I saw this photo online by, Ron Niebrugge and it struck me how our lives can tend to look like this. Which did you see first? The cactus or the flowers? Life, and all its events can be all about what you see first. Do you see the beauty, the color and the mass amounts of beautiful flowers or do you see the thorny cactus, rearing its spiny self in the midst of all the beauty? How about this? Did you think of the cactus as a desert beauty and the wildflowers strangling it out? Either view can be just as beautiful or just as overwhelming.
If the cactus was in a field with nothing else around it but dirt, would you appreciate its beauty, especially when it blooms, or a single bird finds refuge or even a place to nest? If there was just one single blue or red flower in the same field, would you be just as in awe or not even notice? Taking the time to find value in our life situations, good or bad can sometimes be overwhelming. Whether it’s one single event or a whole days’ worth of stuff happening, it all can play a purpose in our lives. We just have to look for it. Most of us go day to day without even taking in to account the happenings of the day. The people we meet and interact with, or the places we go or the food we eat. Unless something extreme happens, our days just go by unnoticed like a single flower in a field.
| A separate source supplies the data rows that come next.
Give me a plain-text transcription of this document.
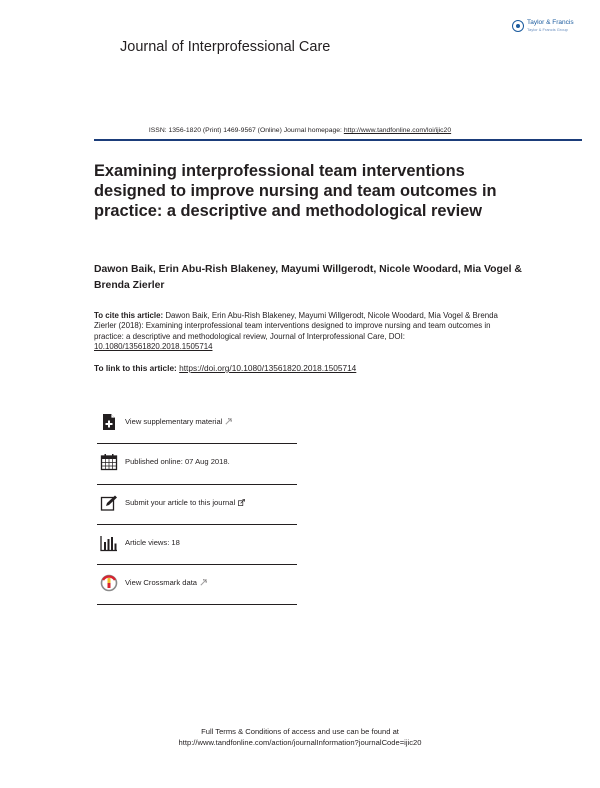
Journal of Interprofessional Care
Taylor & Francis
Taylor & Francis Group
ISSN: 1356-1820 (Print) 1469-9567 (Online) Journal homepage: http://www.tandfonline.com/loi/ijic20
Examining interprofessional team interventions designed to improve nursing and team outcomes in practice: a descriptive and methodological review
Dawon Baik, Erin Abu-Rish Blakeney, Mayumi Willgerodt, Nicole Woodard, Mia Vogel & Brenda Zierler
To cite this article: Dawon Baik, Erin Abu-Rish Blakeney, Mayumi Willgerodt, Nicole Woodard, Mia Vogel & Brenda Zierler (2018): Examining interprofessional team interventions designed to improve nursing and team outcomes in practice: a descriptive and methodological review, Journal of Interprofessional Care, DOI: 10.1080/13561820.2018.1505714
To link to this article: https://doi.org/10.1080/13561820.2018.1505714
View supplementary material
Published online: 07 Aug 2018.
Submit your article to this journal
Article views: 18
View Crossmark data
Full Terms & Conditions of access and use can be found at
http://www.tandfonline.com/action/journalInformation?journalCode=ijic20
So, what you might say; what difference would it make if I noticed more of my daily life than in days past? I guess not much, but think of the person on their death bed, reflecting back on their lives. They always wished that they had smelled more roses, noticed more sunny days, lived more life and loved more people. You can’t do any of those things unless you purpose in your heart to be more “life Intentional.”
This September, I will be celebrating 18 years of being in remission from stage 3 breast cancer. Every year, I try to do something fun or special to celebrate being cancer free. For many years, when we lived in Colorado, I planted a flowering perennial in my garden to remind me that life is precious. Since then, we have moved to the Pacific Northwest. Knowing that we were going to move, I decided that since I couldn’t take my garden with me, that I would get a tattoo to not only cover up the scars from all the surgeries that I’ve had for my breast cancer, but for every year that I am cancer free. I would get a tattoo of a hummingbird and I now have 17 watercolor hummingbirds on my back, front shoulder and my breast. Instead of dreading each year when I have to go in for the painful mammogram, I look forward to adding another hummingbird in celebration of one more year. When people see parts of my tattoo poking out from underneath my tank tops, they ask about it. This gives me a platform to share God’s grace in my life and his goodness and how he has brought me through some extreme ordeals. So, do I see the scars still? Nope! I see the beauty and the potential for the future.